Wallace High School Indian Recipe to change your Life!

Written by | Charity, News

Take 9 Lisburn A-Level students, 3 teachers and a Head-teacher. Mix with an inspirational charity, ASHA, and place to rise in the poorest slums of Delhi. The result? Thirteen lives and a school community, well and truly challenged.

October 23rd marked the date of departure. We had been team-building, fundraising and inoculating for 14 months. Representatives from the charity, ASHA, had been sending preparation materials and Health and Safety talks had been delivered on the perils of Delhi’s drinking water, packs of wild dogs and monkeys and holy cows!

By the time the Richmond coach pulled up to the WHS gates to transport us to our flight from Dublin, we were buzzing with anticipation, ready to roll up our sleeves and to engage with the inspiring work of Dr Kiran Martin’s charity, ASHA.

Bethany Henry, Mayapuri slum children

Our allotted slum, Mayapuri, is based in an industrial area of factories and scrap metal breakage yards. Our first sight of the slum was marked by the mounds of discarded rubbish and the stripped carcasses of cars, vans and tuk tuks. The grease and grime was thickly ingrained in the hands and faces of the men stripping back car chassis and reclaiming every available wire from circuit boards. But the most shocking sight was the small, shoe-less children, armed with magnets on sticks, crouched and picking through the fetid refuse, scavenging any morsel of metal to be sold and melted, bringing a small income to their family. These dirty-faced youngsters raced to meet the Western faces descending from the cars, flashing beautiful wide smiles, holding out little hands to be shaken and asking for photographs to be snapped and shown.

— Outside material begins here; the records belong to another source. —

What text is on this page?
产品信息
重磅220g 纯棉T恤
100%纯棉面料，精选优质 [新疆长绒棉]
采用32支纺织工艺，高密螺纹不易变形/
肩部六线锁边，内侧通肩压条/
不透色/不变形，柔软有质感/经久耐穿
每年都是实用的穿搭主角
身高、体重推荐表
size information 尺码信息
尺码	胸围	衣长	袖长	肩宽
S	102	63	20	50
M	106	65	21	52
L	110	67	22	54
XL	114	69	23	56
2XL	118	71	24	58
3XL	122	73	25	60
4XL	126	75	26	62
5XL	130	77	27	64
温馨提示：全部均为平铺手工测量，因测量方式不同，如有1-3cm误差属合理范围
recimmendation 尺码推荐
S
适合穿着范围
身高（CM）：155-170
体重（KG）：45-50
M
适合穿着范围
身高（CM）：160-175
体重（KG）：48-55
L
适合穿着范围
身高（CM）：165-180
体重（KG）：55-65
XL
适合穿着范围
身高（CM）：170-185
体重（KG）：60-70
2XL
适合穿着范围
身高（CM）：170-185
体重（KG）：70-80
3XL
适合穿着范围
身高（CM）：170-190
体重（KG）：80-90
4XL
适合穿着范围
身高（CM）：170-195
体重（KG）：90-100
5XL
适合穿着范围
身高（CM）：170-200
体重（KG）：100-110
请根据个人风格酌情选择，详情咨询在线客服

Our nine students in clean, Indian-styled salwar kameeze embraced the children, moved by their open welcome and warm greetings. This was our first lesson in the community-building power of the values expounded by ASHA. The name of this charity means Hope, the value at the heart of their work. It was this hope that was the overwhelming feeling that we experienced throughout our 10 day trip.

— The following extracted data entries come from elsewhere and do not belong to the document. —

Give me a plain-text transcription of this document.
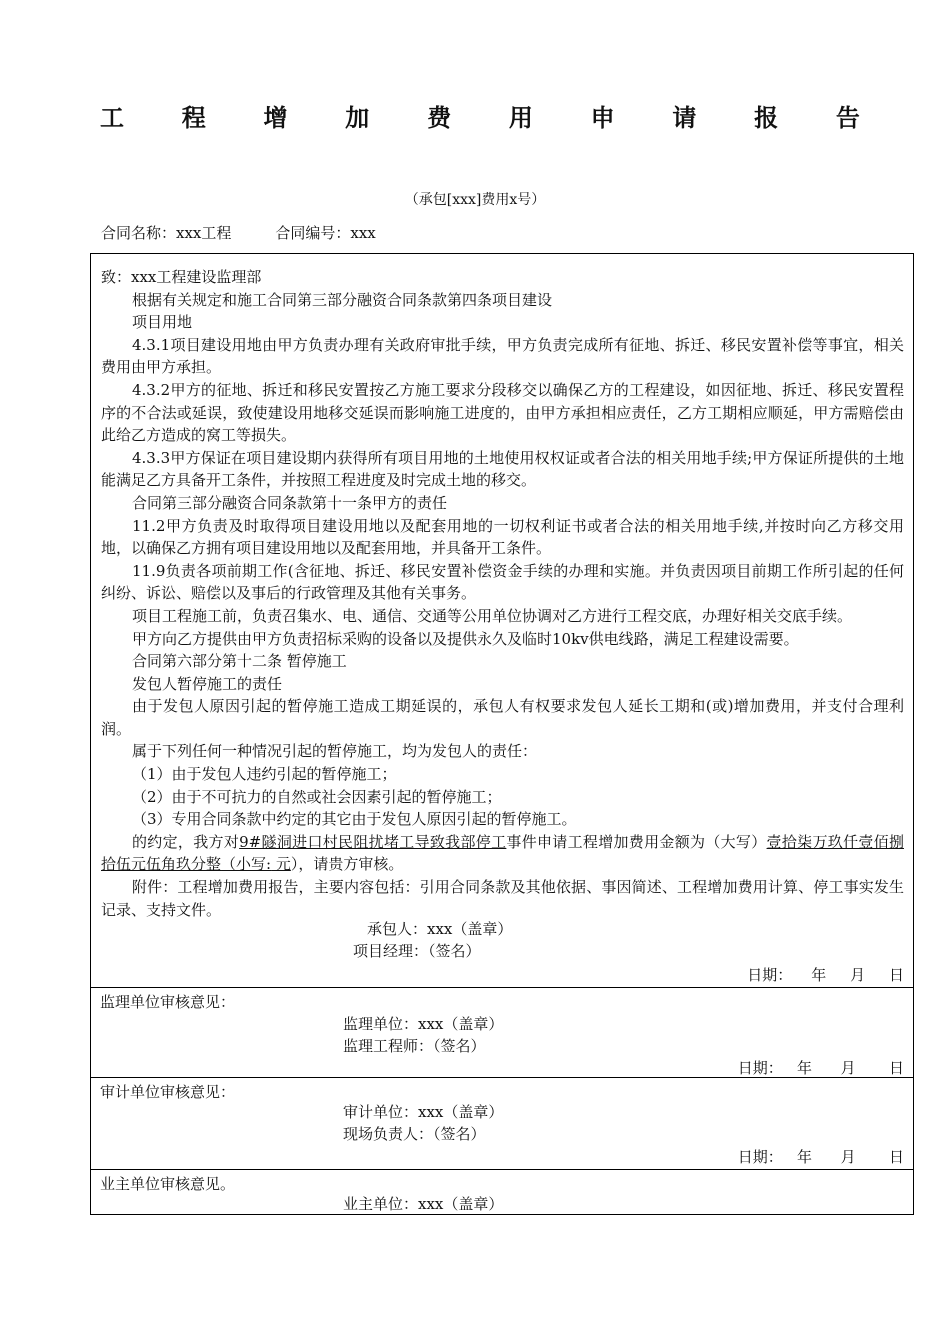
工 程 增 加 费 用 申 请 报 告
（承包[xxx]费用x号）
合同名称：xxx工程	合同编号：xxx

致：xxx工程建设监理部

根据有关规定和施工合同第三部分融资合同条款第四条项目建设

项目用地

4.3.1项目建设用地由甲方负责办理有关政府审批手续，甲方负责完成所有征地、拆迁、移民安置补偿等事宜，相关费用由甲方承担。

4.3.2甲方的征地、拆迁和移民安置按乙方施工要求分段移交以确保乙方的工程建设，如因征地、拆迁、移民安置程序的不合法或延误，致使建设用地移交延误而影响施工进度的，由甲方承担相应责任，乙方工期相应顺延，甲方需赔偿由此给乙方造成的窝工等损失。

4.3.3甲方保证在项目建设期内获得所有项目用地的土地使用权权证或者合法的相关用地手续;甲方保证所提供的土地能满足乙方具备开工条件，并按照工程进度及时完成土地的移交。

合同第三部分融资合同条款第十一条甲方的责任

11.2甲方负责及时取得项目建设用地以及配套用地的一切权利证书或者合法的相关用地手续,并按时向乙方移交用地，以确保乙方拥有项目建设用地以及配套用地，并具备开工条件。

11.9负责各项前期工作(含征地、拆迁、移民安置补偿资金手续的办理和实施。并负责因项目前期工作所引起的任何纠纷、诉讼、赔偿以及事后的行政管理及其他有关事务。

项目工程施工前，负责召集水、电、通信、交通等公用单位协调对乙方进行工程交底，办理好相关交底手续。

甲方向乙方提供由甲方负责招标采购的设备以及提供永久及临时10kv供电线路，满足工程建设需要。

合同第六部分第十二条 暂停施工

发包人暂停施工的责任

由于发包人原因引起的暂停施工造成工期延误的，承包人有权要求发包人延长工期和(或)增加费用，并支付合理利润。

属于下列任何一种情况引起的暂停施工，均为发包人的责任：

（1）由于发包人违约引起的暂停施工；

（2）由于不可抗力的自然或社会因素引起的暂停施工；

（3）专用合同条款中约定的其它由于发包人原因引起的暂停施工。

的约定，我方对9#隧洞进口村民阻扰堵工导致我部停工事件申请工程增加费用金额为（大写）壹拾柒万玖仟壹佰捌拾伍元伍角玖分整（小写: 元），请贵方审核。

附件：工程增加费用报告，主要内容包括：引用合同条款及其他依据、事因简述、工程增加费用计算、停工事实发生记录、支持文件。

承包人：xxx（盖章）
项目经理：（签名）
日期：    年     月     日
监理单位审核意见：
监理单位：xxx（盖章）
监理工程师：（签名）
日期：   年      月       日
审计单位审核意见：
审计单位：xxx（盖章）
现场负责人：（签名）
日期：   年      月       日
业主单位审核意见。
业主单位：xxx（盖章）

The ASHA resource centre in Mayapuri delivers pre and post-natal healthcare to all people in the slum. They fund a full-time trained nurse, the tireless and gutsy Thresi, to work with and to train Community Health Volunteers, (CHVs), to deliver inoculations to each child, to prescribe antibiotics and to oversee the general health of the entire community. Even the children are trained to identify the symptoms and to treat with home-made remedies any diarrhoea-related illnesses. This has had such an impact on the slum that there have been no diarrhoea-related deaths there for three years.

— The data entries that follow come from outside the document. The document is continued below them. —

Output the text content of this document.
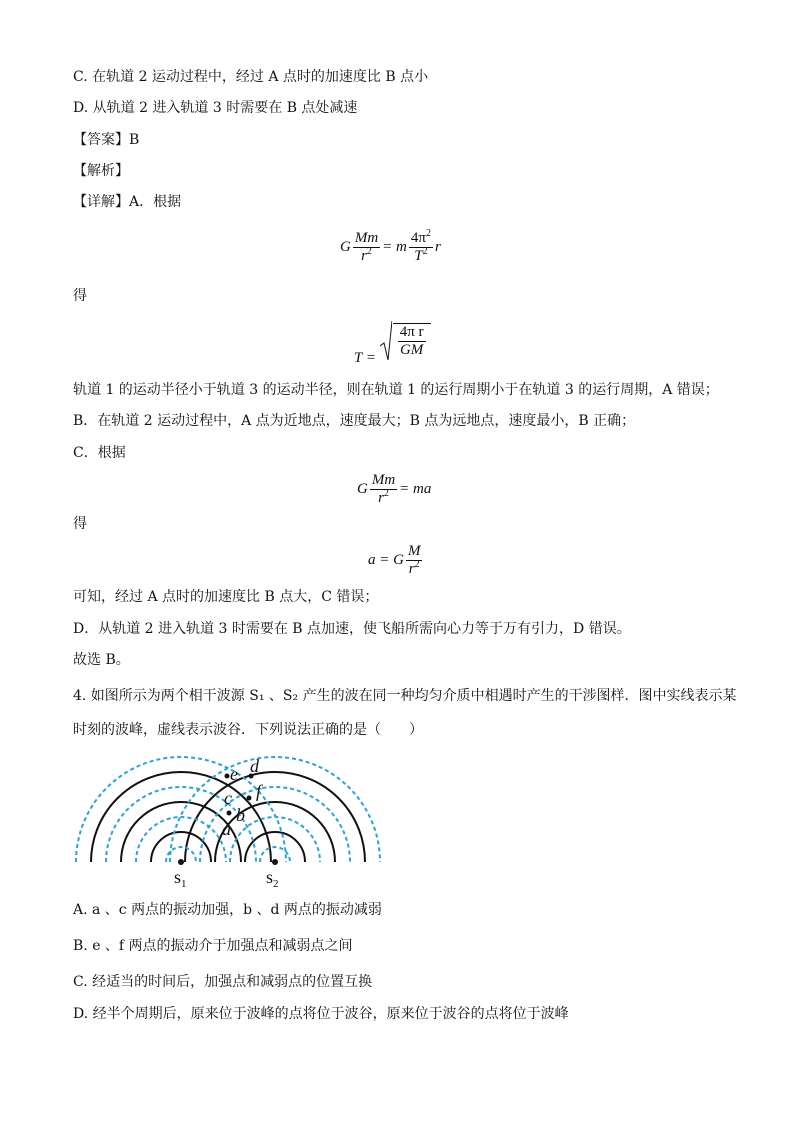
C. 在轨道 2 运动过程中，经过 A 点时的加速度比 B 点小
D. 从轨道 2 进入轨道 3 时需要在 B 点处减速
【答案】B
【解析】
【详解】A．根据
G $\frac{Mm}{r^2} = m \frac{4\pi^2}{T^2}$ r
得
$T = \frac{\text{4π r}}{GM}$
轨道 1 的运动半径小于轨道 3 的运动半径，则在轨道 1 的运行周期小于在轨道 3 的运行周期，A 错误；
B．在轨道 2 运动过程中，A 点为近地点，速度最大；B 点为远地点，速度最小，B 正确；
C．根据
G $\frac{Mm}{r^2}$ = ma
得
a = G $\frac{M}{r^2}$
可知，经过 A 点时的加速度比 B 点大，C 错误；
D．从轨道 2 进入轨道 3 时需要在 B 点加速，使飞船所需向心力等于万有引力，D 错误。
故选 B。
4. 如图所示为两个相干波源 S₁ 、S₂ 产生的波在同一种均匀介质中相遇时产生的干涉图样．图中实线表示某
时刻的波峰，虚线表示波谷．下列说法正确的是（　　）
e d
c f
b
a
$s_1$	$s_2$
A. a 、c 两点的振动加强，b 、d 两点的振动减弱
B. e 、f 两点的振动介于加强点和减弱点之间
C. 经适当的时间后，加强点和减弱点的位置互换
D. 经半个周期后，原来位于波峰的点将位于波谷，原来位于波谷的点将位于波峰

metal picker kids, Mayapuri

ASHA has been working in Mayapuri for twenty three years and on our first day at the resource centre, we were invited to listen to the Mahila Mandal, the women’s pressure group. The charity structures these groups, training women and children (the Bal Mandal groups), to find a political voice to canvass their local government for improvements in infrastructure and facilities in their local area. Twenty three years ago, the Mahila Mandal spokeswoman told us, there were no toilets in the entire slum. The ladies covered their faces with veils and had to relieve themselves in the public park where factory workers would molest them. Thanks to the work of ASHA, the ladies have succeeded in pressuring local government to build public toilets with running water. The ladies now feel safe to walk with faces uncovered and to go about basic hygiene routines unbothered and with dignity.

Mayapuri Bal Mandal kids

Our main role in the centre was to work with the children selected by ASHA to have extra lessons in English. The Wallace pupils had worked extremely hard to prepare teaching materials in advance, worksheets, flashcards, posters, and their enthusiasm and care in the lesson deliveries was very touching to observe. The Mayapuri children were like knowledge sponges. Their faces lit up when we gave them a pencil and a yellow exercise book in which to keep their notes. They are so happy with so little, a sobering lesson to us as we live with such wealth, waste and excess. We also taught the children new games, (wink murder and dodge ball were top favourites), taught them some songs and delivered arts and crafts lessons. Loom bands have finally hit Delhi, thanks to WHS!

Mayapuri loom band mania

But for all of our input into the lives of these children, we have gained so much more in return. The generosity, contentment and determination of the adults and children working with ASHA, to build a better future for themselves, their families and their community is inspiring and humbling. Tarun is one of over 800 university students that ASHA is supporting through their studies this year. He is in his third year of a Business Studies degree and hopes to save enough to start his own printing press business in Mayapuri. You see, his father is a printing press operator and earns around the average for a Delhi slum dweller, £1.50/day. Tarun wants to employ his father and other slum dwellers and pay them a fair wage, thus helping to raise the living standards of his community. This is the testimony of the work of this charity. This is the testimony that we want to share. This is the recipe for a life well lived in the spirit of ASHA, the spirit of Hope.